David Singleton, lecturer in agriculture at Myerscough College, worked closely with the force over a number of months to create and shoot the Farm Defender video.
He said: ‘’Rural crime affects many people across Lancashire and more widely across the country, and Farm Defender is a great initiative to help minimise the risk of farms being targeted.
‘’This video is already proving to be of significant benefit, not only to our students, but also to the wider farming community, to best equip the workforce to combat crime, and also hopefully to engage as much of the rural population and agriculture sector as possible, some of whom are set in their ways and reluctant to change.’’

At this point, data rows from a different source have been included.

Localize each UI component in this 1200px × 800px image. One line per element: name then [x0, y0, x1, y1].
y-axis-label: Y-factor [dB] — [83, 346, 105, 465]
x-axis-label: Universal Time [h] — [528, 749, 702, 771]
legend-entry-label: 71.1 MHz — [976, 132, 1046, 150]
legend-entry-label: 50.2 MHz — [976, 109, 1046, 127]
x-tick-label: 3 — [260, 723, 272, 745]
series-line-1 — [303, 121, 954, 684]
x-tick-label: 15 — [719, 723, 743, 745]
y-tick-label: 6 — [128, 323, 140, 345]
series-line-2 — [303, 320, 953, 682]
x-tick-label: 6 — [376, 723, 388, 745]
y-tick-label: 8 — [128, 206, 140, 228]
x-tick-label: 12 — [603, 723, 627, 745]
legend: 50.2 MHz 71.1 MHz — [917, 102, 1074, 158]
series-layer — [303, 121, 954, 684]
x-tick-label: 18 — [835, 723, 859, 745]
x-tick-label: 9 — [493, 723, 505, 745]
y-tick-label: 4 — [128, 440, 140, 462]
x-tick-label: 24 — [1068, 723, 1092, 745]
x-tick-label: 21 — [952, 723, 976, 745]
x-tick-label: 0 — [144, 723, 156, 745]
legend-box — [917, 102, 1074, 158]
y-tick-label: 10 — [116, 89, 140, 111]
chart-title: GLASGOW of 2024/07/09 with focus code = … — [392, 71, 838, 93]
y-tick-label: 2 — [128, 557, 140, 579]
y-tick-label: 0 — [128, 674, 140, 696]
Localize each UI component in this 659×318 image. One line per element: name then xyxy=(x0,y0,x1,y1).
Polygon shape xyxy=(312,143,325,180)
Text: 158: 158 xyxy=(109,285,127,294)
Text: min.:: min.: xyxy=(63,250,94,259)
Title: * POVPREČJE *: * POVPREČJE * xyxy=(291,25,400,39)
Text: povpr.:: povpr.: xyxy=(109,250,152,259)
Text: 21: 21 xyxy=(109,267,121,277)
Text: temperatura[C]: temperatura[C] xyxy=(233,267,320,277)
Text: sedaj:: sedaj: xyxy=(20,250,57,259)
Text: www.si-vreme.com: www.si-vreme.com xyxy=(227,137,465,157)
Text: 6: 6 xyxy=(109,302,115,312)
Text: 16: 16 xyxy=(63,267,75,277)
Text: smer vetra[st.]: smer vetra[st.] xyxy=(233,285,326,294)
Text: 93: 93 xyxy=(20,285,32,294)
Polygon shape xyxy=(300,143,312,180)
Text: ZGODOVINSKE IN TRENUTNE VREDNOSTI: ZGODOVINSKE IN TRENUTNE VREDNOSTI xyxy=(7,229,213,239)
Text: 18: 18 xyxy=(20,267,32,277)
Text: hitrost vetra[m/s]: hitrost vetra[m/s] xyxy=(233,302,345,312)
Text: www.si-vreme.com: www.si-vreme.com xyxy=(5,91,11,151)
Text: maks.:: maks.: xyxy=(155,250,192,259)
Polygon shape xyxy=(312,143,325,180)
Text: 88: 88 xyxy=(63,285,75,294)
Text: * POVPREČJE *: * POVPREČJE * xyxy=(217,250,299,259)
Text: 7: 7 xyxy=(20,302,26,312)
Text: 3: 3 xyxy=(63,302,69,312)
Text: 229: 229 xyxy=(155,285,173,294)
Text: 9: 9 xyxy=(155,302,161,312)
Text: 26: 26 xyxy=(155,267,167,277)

Alison Robinson, Chief Executive and Principal of Myerscough College, added: ‘’It was great to welcome Andrew to Myerscough to showcase what we’re doing to try and reduce rural crime in the county and beyond.
‘’Initiatives such as Farm Defender can make a real difference in the sector, and with rural crime high on the Commissioner’s agenda, we’re delighted to be involved in tackling it.
‘’We look forward to continuing to strengthening our links with the Commissioner, and Lancashire Constabulary, over the coming weeks and months.’’
The Farm Defender tool is a virtual reality (VR) experience that uses computer technology to create a simulated farm environment. It is designed to educate users in an engaging and immersive way about the points on their farm which are vulnerable to organised crime gangs and offers advice on how to protect their equipment and property.